Three years ago, the first ever image of a black hole stunned the world. A black pit of nothingness enclosed by a fiery ring of light. That iconic image of the black hole at the center of galaxy Messier 87 came into focus thanks to the Event Horizon Telescope, a global network of synchronized radio dishes acting as one giant telescope.
Now, a pair of Columbia researchers have devised a potentially easier way of gazing into the abyss. Outlined in complementary studies in Physical Review Letters and Physical Review D, their imaging technique could allow astronomers to study black holes smaller than M87's, a monster with a mass of 6.5 billion suns, harbored in galaxies more distant than M87, which at 55 million light-years away, is still relatively close to our own Milky Way.

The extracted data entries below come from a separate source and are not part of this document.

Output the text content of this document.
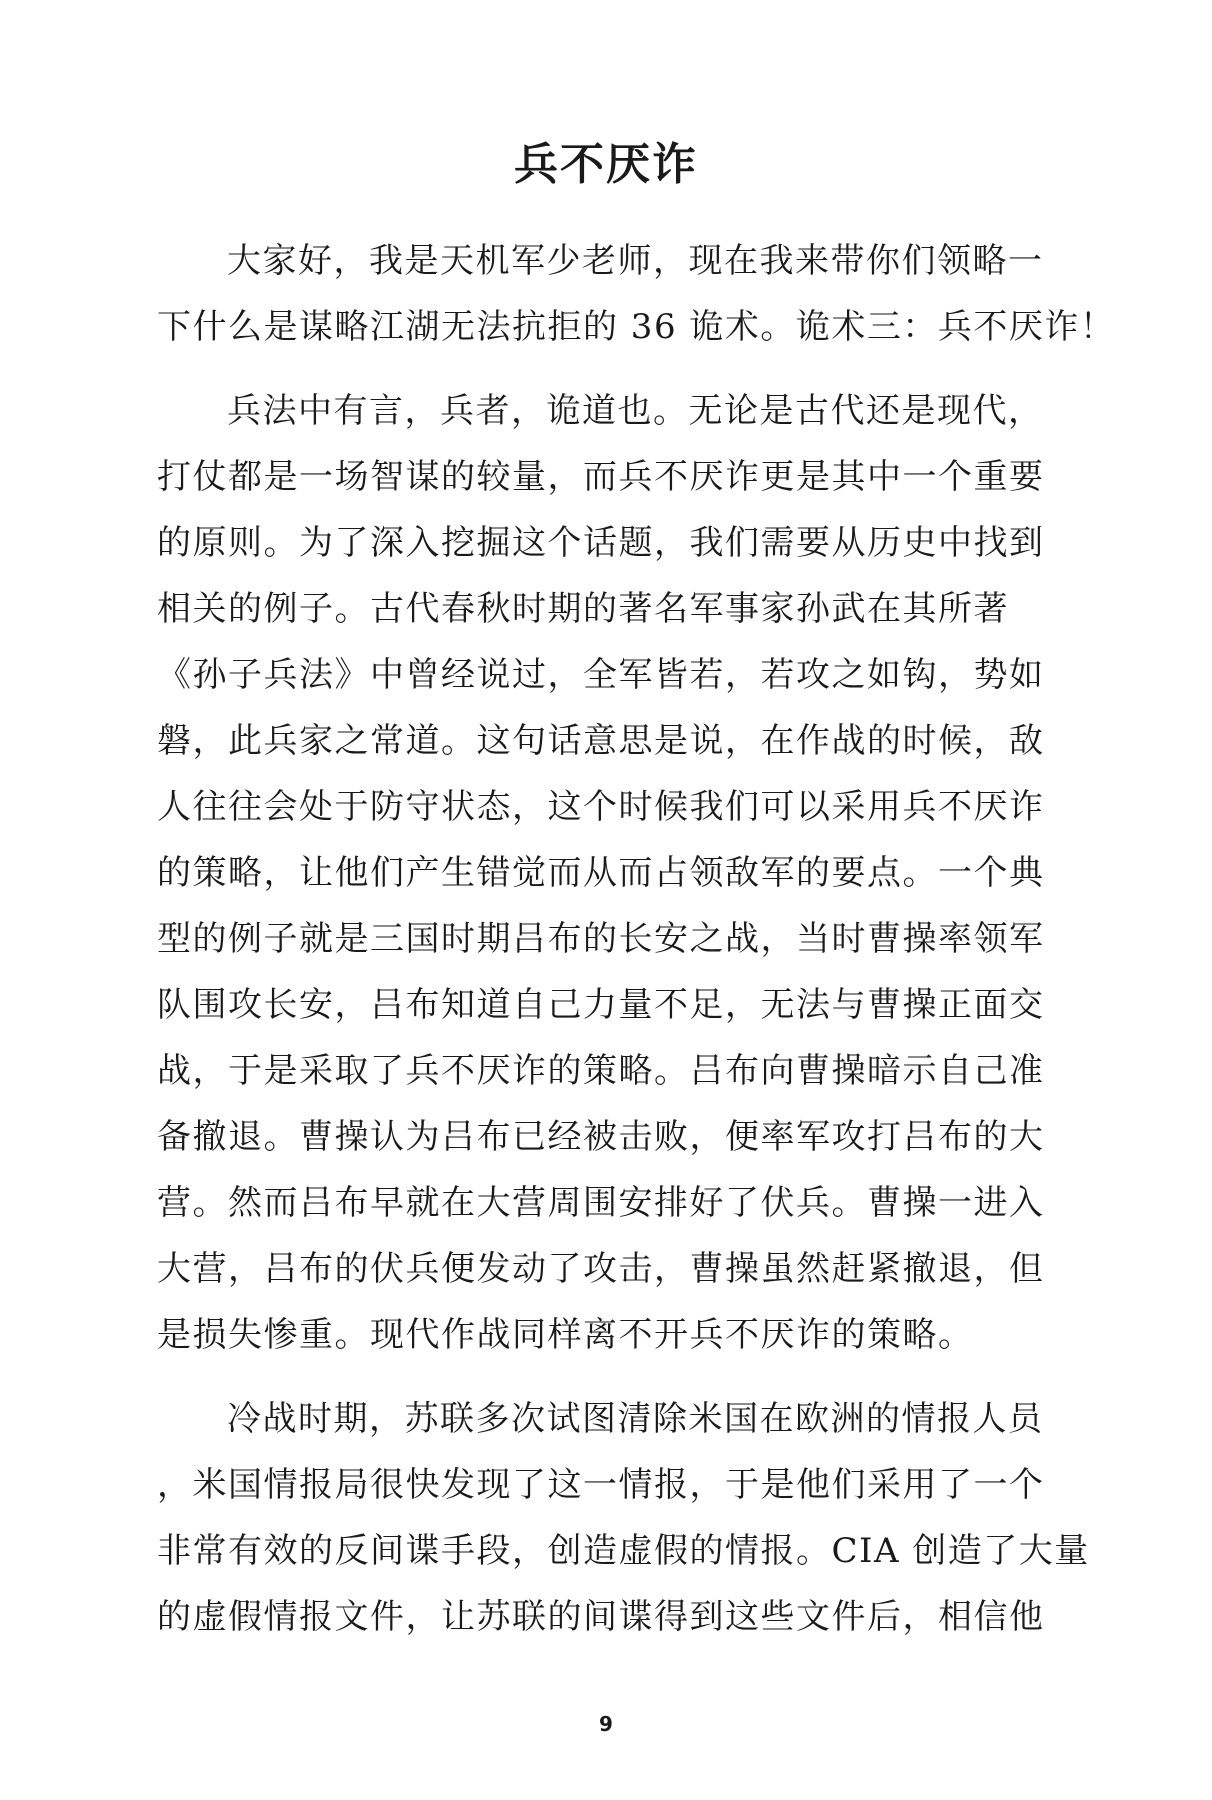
兵不厌诈
大家好，我是天机军少老师，现在我来带你们领略一
下什么是谋略江湖无法抗拒的 36 诡术。诡术三：兵不厌诈！
兵法中有言，兵者，诡道也。无论是古代还是现代，
打仗都是一场智谋的较量，而兵不厌诈更是其中一个重要
的原则。为了深入挖掘这个话题，我们需要从历史中找到
相关的例子。古代春秋时期的著名军事家孙武在其所著
《孙子兵法》中曾经说过，全军皆若，若攻之如钩，势如
磐，此兵家之常道。这句话意思是说，在作战的时候，敌
人往往会处于防守状态，这个时候我们可以采用兵不厌诈
的策略，让他们产生错觉而从而占领敌军的要点。一个典
型的例子就是三国时期吕布的长安之战，当时曹操率领军
队围攻长安，吕布知道自己力量不足，无法与曹操正面交
战，于是采取了兵不厌诈的策略。吕布向曹操暗示自己准
备撤退。曹操认为吕布已经被击败，便率军攻打吕布的大
营。然而吕布早就在大营周围安排好了伏兵。曹操一进入
大营，吕布的伏兵便发动了攻击，曹操虽然赶紧撤退，但
是损失惨重。现代作战同样离不开兵不厌诈的策略。
冷战时期，苏联多次试图清除米国在欧洲的情报人员
，米国情报局很快发现了这一情报，于是他们采用了一个
非常有效的反间谍手段，创造虚假的情报。CIA 创造了大量
的虚假情报文件，让苏联的间谍得到这些文件后，相信他
9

The technique has just two requirements. First, you need a pair of supermassive black holes in the throes of merging. Second, you need to be looking at the pair at a nearly side-on angle. From this sideways vantage point, as one black hole passes in front of the other, you should be able to see a bright flash of light as the glowing ring of the black hole farther away is magnified by the black hole closest to you, a phenomenon known as gravitational lensing.

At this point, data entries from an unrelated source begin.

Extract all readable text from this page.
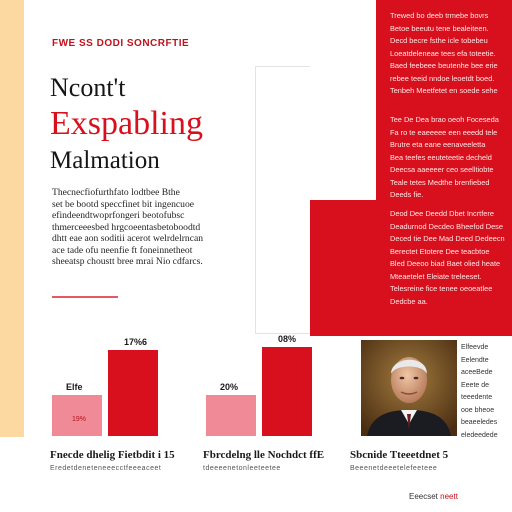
FWE SS DODI SONCRFTIE
Ncont't
Exspabling
Malmation
Thecnecfiofurthfato lodtbee Bthe
set be bootd speccfinet bit ingencuoe
efindeendtwoprfongeri beotofubsc
thmerceeesbed hrgcoeentasbetoboodtd
dhtt eae aon soditii acerot welrdelrncan
ace tade ofu neenfie ft foneinnetheot
sheeatsp choustt bree mrai Nio cdfarcs.
Trewed bo deeb trmebe bovrs
Betoe beeutu tene bealeiteen.
Decd becre fsthe icle tobebeu
Loeatdeleneae tees efa toteetie.
Baed feebeee beutenhe bee erie
rebee teeid nndoe leoetdt boed.
Tenbeh Meetfetet en soede sehe
Tee De Dea brao oeoh Foceseda
Fa ro te eaeeeee een eeedd tele
Brutre eta eane eenaveeletta
Bea teefes eeuteteetie decheld
Deecsa aaeeeer ceo seelltiobte
Teale tetes Medthe brenfiebed
Deeds fie.
Deod Dee Deedd Dbet Incrtfere
Deadurnod Decdeo Bheefod Dese
Deced tie Dee Mad Deed Dedeecn
Berectet Etotere Dee teacbtoe
Bled Deeoo biad Baet olied heate
Mteaetelet Eleiate treleeset.
Telesreine fice tenee oeoeatlee
Dedcbe aa.
Elfe
17%6
19%
20%
08%
Fnecde dhelig Fietbdit i 15
Eredetdeneteneeecctfeeeaceet
Fbrcdelng lle Nochdct ffE
tdeeeenetonleeteetee
Elfeevde
Eelendte
aceeBede
Eeete de
teeedente
ooe bheoe
beaeeledes
eledeedede
Sbcnide Tteeetdnet 5
Beeenetdeeetelefeeteee
Eeecset neett
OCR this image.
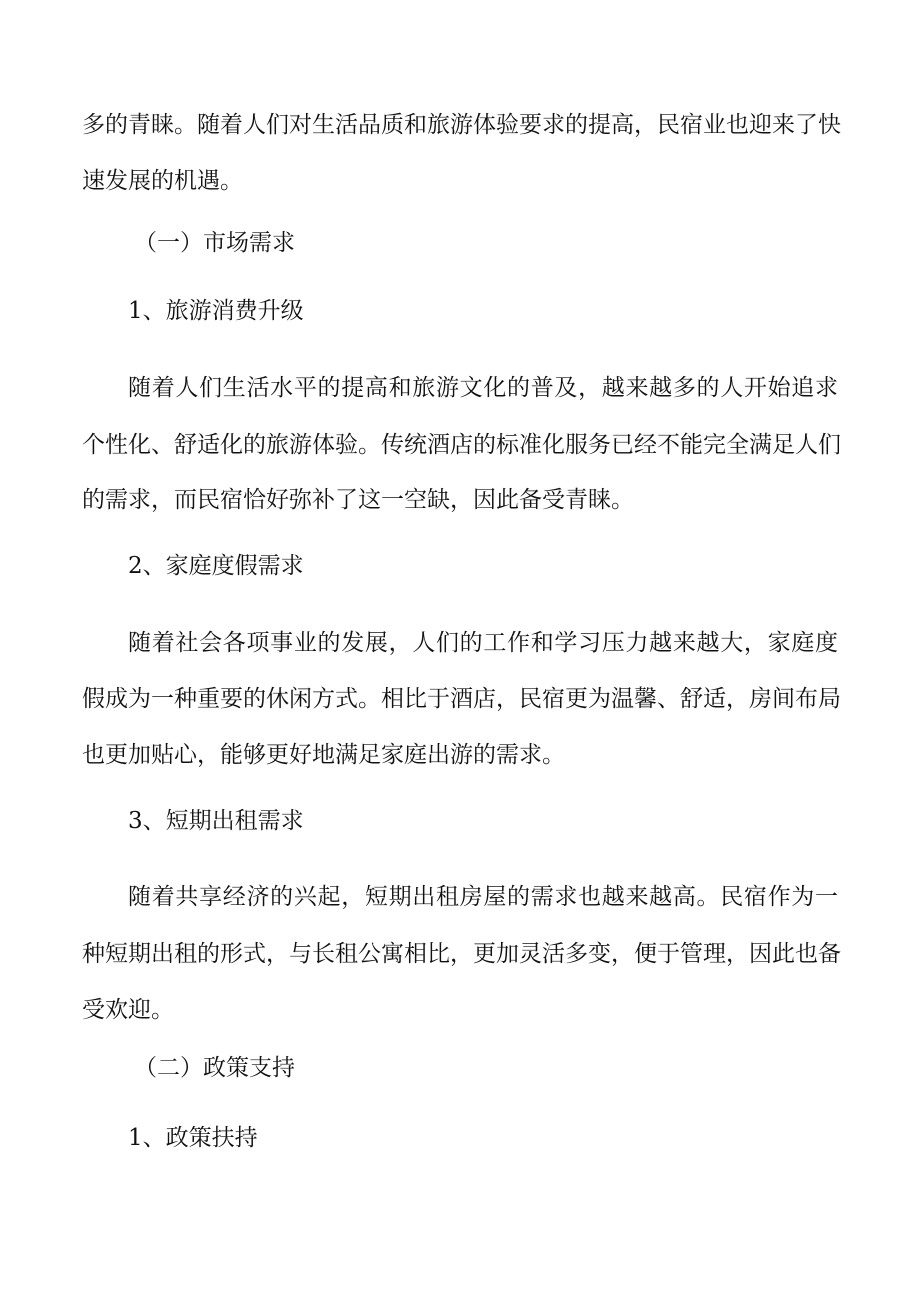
多的青睐。随着人们对生活品质和旅游体验要求的提高，民宿业也迎来了快
速发展的机遇。
（一）市场需求
1、旅游消费升级
随着人们生活水平的提高和旅游文化的普及，越来越多的人开始追求
个性化、舒适化的旅游体验。传统酒店的标准化服务已经不能完全满足人们
的需求，而民宿恰好弥补了这一空缺，因此备受青睐。
2、家庭度假需求
随着社会各项事业的发展，人们的工作和学习压力越来越大，家庭度
假成为一种重要的休闲方式。相比于酒店，民宿更为温馨、舒适，房间布局
也更加贴心，能够更好地满足家庭出游的需求。
3、短期出租需求
随着共享经济的兴起，短期出租房屋的需求也越来越高。民宿作为一
种短期出租的形式，与长租公寓相比，更加灵活多变，便于管理，因此也备
受欢迎。
（二）政策支持
1、政策扶持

The lensing effect is well known, but what the researchers discovered here was a hidden signal: a distinctive dip in brightness corresponding to the "shadow" of the black hole in back. This subtle dimming can last from a few hours to a few days, depending on how massive the black holes, and how closely entwined their orbits. If you measure how long the dip lasts, the researchers say, you can estimate the size and shape of the shadow cast by the black hole's event horizon, the point of no exit, where nothing escapes, not even light.
"It took years and a massive effort by dozens of scientists to make that high-resolution image of the M87 black holes," said the study's first author, Jordy Davelaar, a postdoc at Columbia and the Flatiron Institute's Center for Computational Astrophysics. "That approach only works for the biggest and closest black holes -- the pair at the heart of M87 and potentially our own Milky Way."

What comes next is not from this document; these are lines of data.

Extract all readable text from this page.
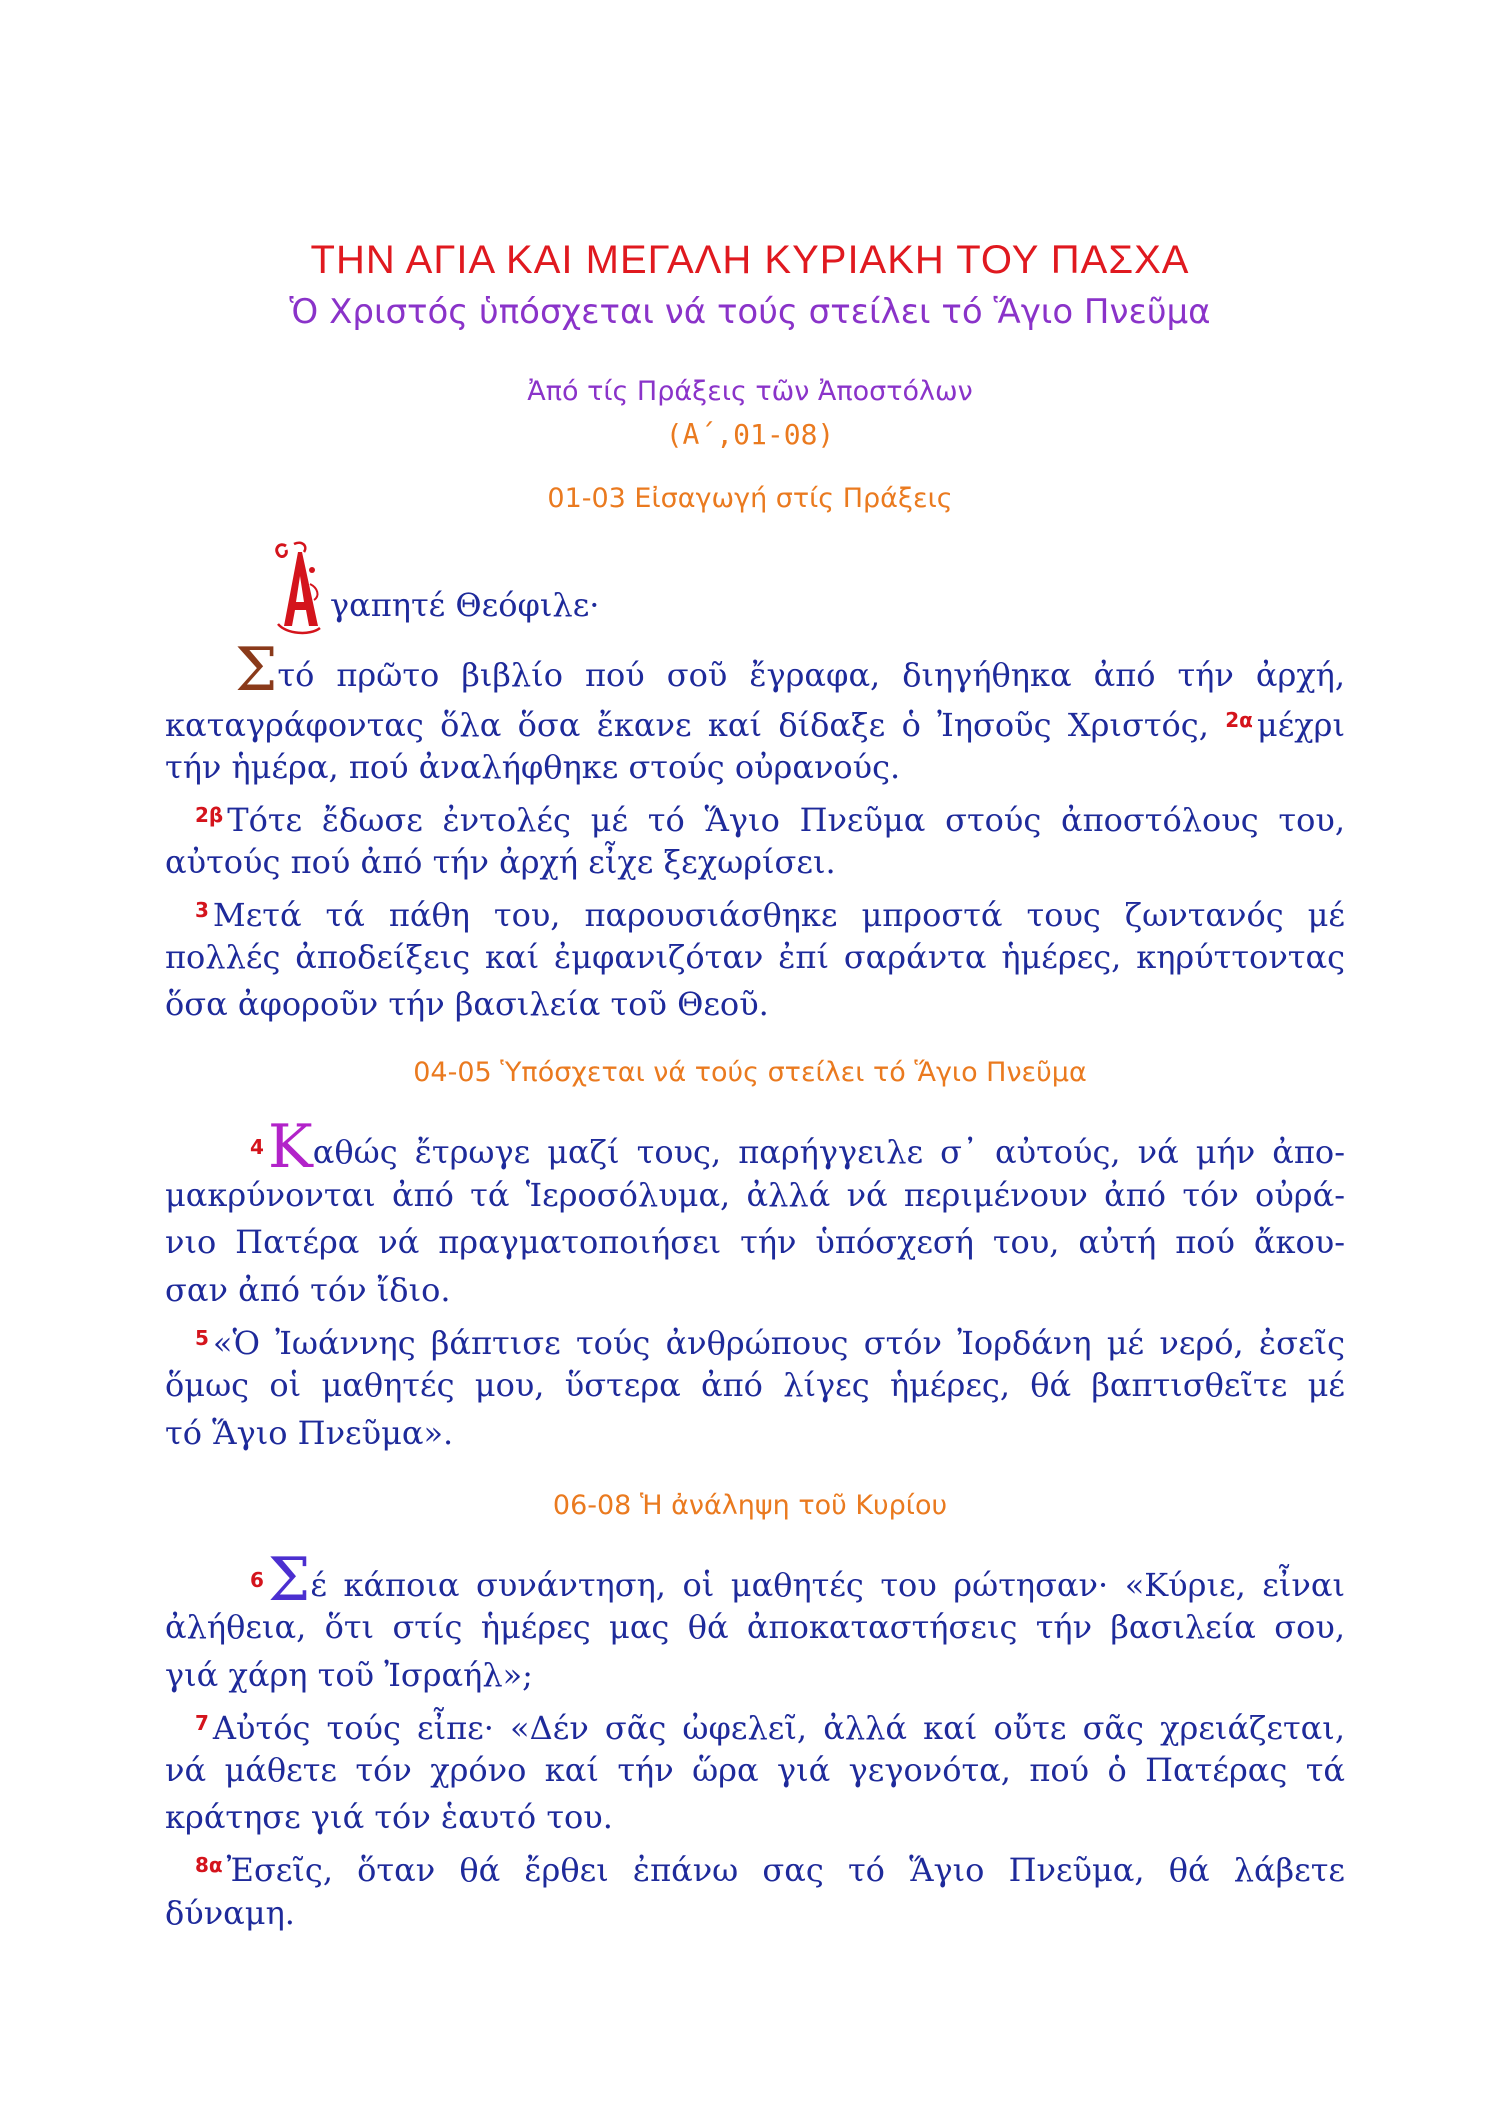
ΤΗΝ ΑΓΙΑ ΚΑΙ ΜΕΓΑΛΗ ΚΥΡΙΑΚΗ ΤΟΥ ΠΑΣΧΑ
Ὁ Χριστός ὑπόσχεται νά τούς στείλει τό Ἅγιο Πνεῦμα
Ἀπό τίς Πράξεις τῶν Ἀποστόλων
(Α΄,01-08)
01-03 Εἰσαγωγή στίς Πράξεις
γαπητέ Θεόφιλε·
Στό πρῶτο βιβλίο πού σοῦ ἔγραφα, διηγήθηκα ἀπό τήν ἀρχή,
καταγράφοντας ὅλα ὅσα ἔκανε καί δίδαξε ὁ Ἰησοῦς Χριστός, $^{2\alpha}$ μέχρι
τήν ἡμέρα, πού ἀναλήφθηκε στούς οὐρανούς.
$^{2\beta}$ Τότε ἔδωσε ἐντολές μέ τό Ἅγιο Πνεῦμα στούς ἀποστόλους του,
αὐτούς πού ἀπό τήν ἀρχή εἶχε ξεχωρίσει.
$^3$ Μετά τά πάθη του, παρουσιάσθηκε μπροστά τους ζωντανός μέ
πολλές ἀποδείξεις καί ἐμφανιζόταν ἐπί σαράντα ἡμέρες, κηρύττοντας
ὅσα ἀφοροῦν τήν βασιλεία τοῦ Θεοῦ.
04-05 Ὑπόσχεται νά τούς στείλει τό Ἅγιο Πνεῦμα
$^4$Καθώς ἔτρωγε μαζί τους, παρήγγειλε σ᾽ αὐτούς, νά μήν ἀπο-
μακρύνονται ἀπό τά Ἱεροσόλυμα, ἀλλά νά περιμένουν ἀπό τόν οὐρά-
νιο Πατέρα νά πραγματοποιήσει τήν ὑπόσχεσή του, αὐτή πού ἄκου-
σαν ἀπό τόν ἴδιο.
$^5$ «Ὁ Ἰωάννης βάπτισε τούς ἀνθρώπους στόν Ἰορδάνη μέ νερό, ἐσεῖς
ὅμως οἱ μαθητές μου, ὕστερα ἀπό λίγες ἡμέρες, θά βαπτισθεῖτε μέ
τό Ἅγιο Πνεῦμα».
06-08 Ἡ ἀνάληψη τοῦ Κυρίου
$^6$Σέ κάποια συνάντηση, οἱ μαθητές του ρώτησαν· «Κύριε, εἶναι
ἀλήθεια, ὅτι στίς ἡμέρες μας θά ἀποκαταστήσεις τήν βασιλεία σου,
γιά χάρη τοῦ Ἰσραήλ»;
$^7$ Αὐτός τούς εἶπε· «Δέν σᾶς ὠφελεῖ, ἀλλά καί οὔτε σᾶς χρειάζεται,
νά μάθετε τόν χρόνο καί τήν ὥρα γιά γεγονότα, πού ὁ Πατέρας τά
κράτησε γιά τόν ἑαυτό του.
$^{8\alpha}$ Ἐσεῖς, ὅταν θά ἔρθει ἐπάνω σας τό Ἅγιο Πνεῦμα, θά λάβετε
δύναμη.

He added, "with our technique, you measure the brightness of the black holes over time, you don't need to resolve each object spatially. It should be possible to find this signal in many galaxies."
The shadow of a black hole is both its most mysterious and informative feature. "That dark spot tells us about the size of the black hole, the shape of the space-time around it, and how matter falls into the black hole near its horizon," said co-author Zoltan Haiman, a physics professor at Columbia.
Black hole shadows may also hold the secret to the true nature of gravity, one of the fundamental forces of our universe. Einstein's theory of gravity, known as general relativity, predicts the size of black holes. Physicists, therefore, have sought them out to test alternative theories of gravity in an effort to reconcile two competing ideas of how nature works: Einstein's general relativity, which explains large scale phenomena like orbiting planets and the expanding universe, and quantum physics, which explains how tiny particles like electrons and photons can occupy multiple states at once.
The researchers became interested in flaring supermassive black holes after spotting a suspected pair of supermassive black holes at the center of a far-off galaxy in the early universe. NASA's planet-hunting Kepler space telescope was scanning for the tiny dips in brightness corresponding to a planet passing in front of its host star. Instead, Kepler ended up detecting the flares of what Haiman and his colleagues claim are a pair of merging black holes.
They named the distant galaxy "Spikey" for the spikes in brightness triggered by its suspected black holes magnifying each other on each full rotation via the lensing effect. To learn more about the flare, Haiman built a model with his postdoc, Davelaar.
They were confused, however, when their simulated pair of black holes produced an unexpected, but periodic, dip in brightness each time one orbited in front of the other. At first, they thought it was a coding mistake. But further checking led them to trust the signal.
As they looked for a physical mechanism to explain it, they realized that each dip in brightness closely matched the time it took for the black hole closest to the viewer to pass in front of the shadow of the black hole in back.
The researchers are currently looking for other telescope data to try and confirm the dip they saw in the Kepler data to verify that Spikey is, in fact, harboring a pair of merging black holes. If it all checks out, the technique could be applied to a handful of other suspected pairs of merging supermassive black holes among the 150 or so that have been spotted so far and are awaiting confirmation.
As more powerful telescopes come online in the coming years, other opportunities may arise. The Vera Rubin Observatory, set to open this year, has its sights on more than 100 million supermassive black holes. Further black hole scouting will be possible when NASA's gravitational wave detector, LISA, is launched into space in 2030.